Perbandingan Regresi Logistik dan CHAID pada Faktor Resiko Anemia, Defisiensi Besi, dan Anemia Defisiensi Besi Wanita Usia Subur
Date
2024Author
Hamzah, Shaly Wanda
Aidi, Muhammad Nur
Sumertajaya, I Made
Ernawati, Fitrah
Metadata
Show full item recordAbstract
Wanita usia subur (WUS) di Indonesia rentan terhadap anemia, defisiensi besi (DB), dan anemia defisiensi besi (ADB). Penelitian ini bertujuan untuk menentukan prevalensi kondisi tersebut pada WUS serta mengidentifikasi faktor-faktor yang memengaruhinya menggunakan analisis regresi logistik dan Chi-squared Automatic Interaction Detector (CHAID). Data yang digunakan berasal dari Riset Kesehatan Dasar 2013 yang disediakan oleh Badan Penelitian dan Pengembangan Kesehatan, Kementerian Kesehatan Indonesia, meliputi kadar hemoglobin, data demografi, dan sosial ekonomi, serta data ferritin (Fe) dan CRP dari sampel serum yang dikumpulkan pada tahun 2013, kemudian disimpan dan dianalisis pada tahun 2016.
Hasil penelitian menunjukkan bahwa prevalensi anemia pada WUS di Indonesia adalah 11%, DB 14%, dan ADB 9%. Peubah yang berpengaruh pada kondisi Anemia dengan menggunakan regresi logistik biner diantaranya adalah Indeks Massa Tubuh (IMT), konsumsi daging, penyakit malaria, dan ISPA. Pada saat menggunakan regresi logistic multinomial peubah yang berpengaruh pada anemia adalah IMT, status kawin, malaria, dan ISPA. Pada saat menggunakan metode CHAID peubah yang berpengaruh terhadap anemia meliputi penyakit malaria, jumlah konsumsi sayur mingguan, IMT, penyakit ISPA, jumlah konsumsi protein hewani (daging/ayam/ikan) harian, status kepemilikan rumah, status kehamilan, dan jumlah anggota keluarga.
Pada Kondisi DB, peubah yang berpengaruh dengan menggunakan regresi logistik biner diantaranya adalah IMT, pendidikan, besar keluarga, status kawin, dan penyakit diare. Pada saat menggunakan regresi logistic multinomial, peubah yang berpengaruh pada DB adalah IMT, pendidikan, besar keluarga, dan status kawin.

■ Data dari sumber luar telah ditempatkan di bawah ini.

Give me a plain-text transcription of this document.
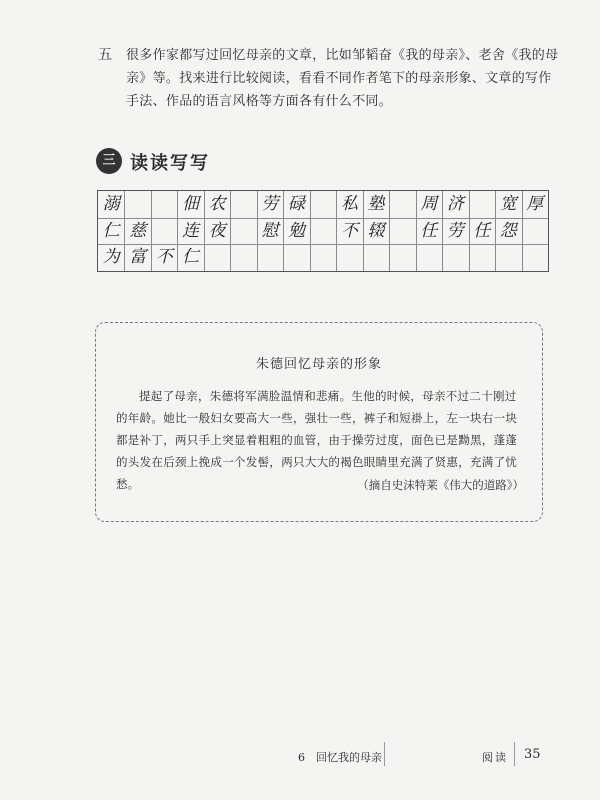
五 很多作家都写过回忆母亲的文章，比如邹韬奋《我的母亲》、老舍《我的母亲》等。找来进行比较阅读，看看不同作者笔下的母亲形象、文章的写作手法、作品的语言风格等方面各有什么不同。
三 读读写写
溺	佃 农 劳 碌 私 塾 周 济 宽 厚
仁 慈 连 夜 慰 勉 不 辍 任 劳 任 怨
为 富 不 仁
朱德回忆母亲的形象
提起了母亲，朱德将军满脸温情和悲痛。生他的时候，母亲不过二十刚过的年龄。她比一般妇女要高大一些，强壮一些，裤子和短褂上，左一块右一块都是补丁，两只手上突显着粗粗的血管，由于操劳过度，面色已是黝黑，蓬蓬的头发在后颈上挽成一个发髻，两只大大的褐色眼睛里充满了贤惠，充满了忧愁。	（摘自史沫特莱《伟大的道路》）
6　回忆我的母亲	阅读 35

Pada saat menggunakan metode CHAID peubah yang berpengaruh terhadap DB terdiri dari status kawin, status kehamilan, IMT, besar keluarga, penyakit diare, penyakit malaria, usia, jumlah konsumsi sayuran, pendidikan, kepemilikan rumah, penyakit ISPA, dan penyakit pneumonia.
Berdasarkan kondisi ADB, peubah yang signifikan pada saat menggunakan regresi logistic biner diantaranya adalah IMT, status rumah, besar keluarga, status kawin, daging, dan malaria. Pada saat menggunakan regresi logistic multinomial, peubah yang berpengaruh pada ADB adalah IMT, status rumah, besar keluarga, status kawin, daging, dan malaria. Pada saat menggunakan metode CHAID, peubah yang berpengaruh adalah IMT, status kawin, jumlah anggota keluarga, jumlah konsumsi daging, jumlah konsumsi buah mingguan, jumlah konsumsi sayuran, status kehamilan, penyakit ISPA, kepemilikan rumah, penyakit malaria, usia, penyakit diare, dan wilayah tempat tinggal.
Berdasarkan evaluasi model menunjukkan bahwa regresi logistik dan CHAID menghasilkan akurasi yang baik pada kondisi anemia 85%, DB 81%, dan ADB 88%. Namun, nilai sensitivitas kedua metode sangat tinggi pada 100% sementara spesifisitas sangat rendah yaitu 0% untuk kondisi DB dan ADB, yang menunjukkan bahwa model dapat mengidentifikasi kondisi normal tetapi kurang efektif dalam mendeteksi kondisi anemia, DB, atau ADB. Tingginya data pada kategori normal menyebabkan model lebih cenderung mengidentifikasi kondisi normal dengan baik, namun kurang mampu mengidentifikasi kondisi anemia, DB, dan ADB. Ketika dianalisis dengan empat kategori, akurasi menurun menjadi sekitar 65% untuk kedua metode, dengan sensitivitas hampir 100% untuk kategori normal dan nol untuk kategori anemia, DB, dan ADB. Hasil dari model yang didapatkan maka disimpulkan model dengan metode regresi loistik maupun CHAID memiliki akurasi tinggi yang mampu mendeteksi kondisi normal namun belum sensitif untuk mendeteksi kondisi anemia, defisiensi besi maupun anemia defisiensi besi.